Hello, September 2025 self. I know that you'll be looking back to see how I'm doing this year.
I've been hit with nostalgia hard today. Partly it's out of empathy for my friend Los. On Sept. 13 his wife Ellen headed to Tampa to do some work for two weeks. That night he called, and made plans for when he was going to come visit the following weekend. On the morning of Sept. 14 he got a call from a hospital there that she had a pulmonary embolism and died. I know he's feeling crushed today.
I've been oddly yearning for September 2019 - hard to believe that's five years ago. By now we had gotten used to our routine. One week 1 of the month we would go to the clinic Monday through Friday. We might be there just an hour for his tests and shots, or maybe 4-6 hours if he needed a transfusion or platelets. The next week we would go in Monday and Tuesday for the shots and whatever. Then we'd go in Friday just for tests. For the next two weeks we'd go in twice a week for tests and whatever. When we finished, we might go get something to eat, or do some shopping, or go to Michael's to look at Halloween stuff.
It was surreal because he honestly felt fine. Sometimes when we were taking our walks or sitting by a yard fire, he'd shake his head and go "are we sure I have leukemia?"

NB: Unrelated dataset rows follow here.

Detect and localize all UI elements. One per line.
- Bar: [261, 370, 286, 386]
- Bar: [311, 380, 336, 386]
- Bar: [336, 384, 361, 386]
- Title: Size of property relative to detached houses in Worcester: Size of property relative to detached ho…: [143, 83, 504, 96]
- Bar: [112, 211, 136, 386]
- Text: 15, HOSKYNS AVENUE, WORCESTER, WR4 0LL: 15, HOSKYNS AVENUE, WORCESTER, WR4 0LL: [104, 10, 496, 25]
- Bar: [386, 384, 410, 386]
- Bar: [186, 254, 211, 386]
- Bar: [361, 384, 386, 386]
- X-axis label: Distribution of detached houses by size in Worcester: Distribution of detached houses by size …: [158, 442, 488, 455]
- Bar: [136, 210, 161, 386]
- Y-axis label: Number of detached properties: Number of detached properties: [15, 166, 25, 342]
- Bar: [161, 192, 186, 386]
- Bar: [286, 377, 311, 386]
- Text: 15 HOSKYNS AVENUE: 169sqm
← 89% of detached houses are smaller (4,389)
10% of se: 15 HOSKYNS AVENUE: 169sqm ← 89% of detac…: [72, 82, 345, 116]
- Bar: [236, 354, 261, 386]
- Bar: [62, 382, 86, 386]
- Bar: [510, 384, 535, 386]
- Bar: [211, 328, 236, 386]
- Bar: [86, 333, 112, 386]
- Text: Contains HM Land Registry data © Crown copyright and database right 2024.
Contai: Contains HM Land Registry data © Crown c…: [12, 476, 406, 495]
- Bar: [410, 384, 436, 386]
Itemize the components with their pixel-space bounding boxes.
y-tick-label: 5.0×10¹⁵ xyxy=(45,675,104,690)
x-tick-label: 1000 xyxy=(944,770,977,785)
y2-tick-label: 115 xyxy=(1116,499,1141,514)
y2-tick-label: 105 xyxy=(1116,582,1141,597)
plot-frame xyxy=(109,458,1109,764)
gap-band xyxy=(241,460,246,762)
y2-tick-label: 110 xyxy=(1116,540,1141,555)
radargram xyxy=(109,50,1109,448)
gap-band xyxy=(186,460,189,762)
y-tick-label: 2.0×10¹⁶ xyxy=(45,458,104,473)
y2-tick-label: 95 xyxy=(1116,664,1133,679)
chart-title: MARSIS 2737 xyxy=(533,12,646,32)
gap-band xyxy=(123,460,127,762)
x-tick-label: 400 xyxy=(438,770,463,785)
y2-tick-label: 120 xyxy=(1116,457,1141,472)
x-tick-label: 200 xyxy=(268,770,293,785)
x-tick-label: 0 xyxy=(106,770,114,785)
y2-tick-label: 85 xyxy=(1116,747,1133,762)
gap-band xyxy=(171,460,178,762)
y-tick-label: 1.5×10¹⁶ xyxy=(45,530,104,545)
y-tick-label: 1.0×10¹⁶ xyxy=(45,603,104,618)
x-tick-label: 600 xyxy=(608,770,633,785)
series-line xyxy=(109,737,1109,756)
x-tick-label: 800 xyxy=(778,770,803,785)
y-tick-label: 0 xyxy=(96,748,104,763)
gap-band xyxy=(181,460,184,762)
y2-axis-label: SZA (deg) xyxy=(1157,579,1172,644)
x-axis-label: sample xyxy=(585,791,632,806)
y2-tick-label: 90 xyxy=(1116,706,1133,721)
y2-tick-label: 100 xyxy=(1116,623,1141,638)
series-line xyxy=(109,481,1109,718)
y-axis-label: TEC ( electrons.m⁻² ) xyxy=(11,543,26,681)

It's hard to explain how much I achingly miss those times. He had those treatments on that schedule for five months. The drive to the clinic was close to an hour. But we'd be in our little cubical - they would bring us coffee or tea, and sometimes snacks. We both took our tablets to read, or he would put in earbuds to watch a video, and I'd knit. We'd chat, or make plans.
We were intensely together. As I said, he felt fine. Looking back, in those five months that this was our routine, I realize that not a single time did either of us think that I didn't really have to go along. He would have been fully capable of going by himself - at least physically. We never talked about it; it was just outside the scope of thought to do that.
I also find myself missing Shands - the hospital in Gainesville. That was the last place that we lived together.
It's been four and a half years. So far (knock wood) I've handled everything that's been thrown at me. So, physically - to do things - I haven't needed him. But emotionally? I need him so badly. The pain is as strong as it was four and a half years ago - I'm just better at powering through it, and not letting it show (breaking down in front of people when it's fresh is OK - after this amount of time it would seem overly dramatic).
OK, that's it. Just feeling alone, and lonely, and wanted to talk it out.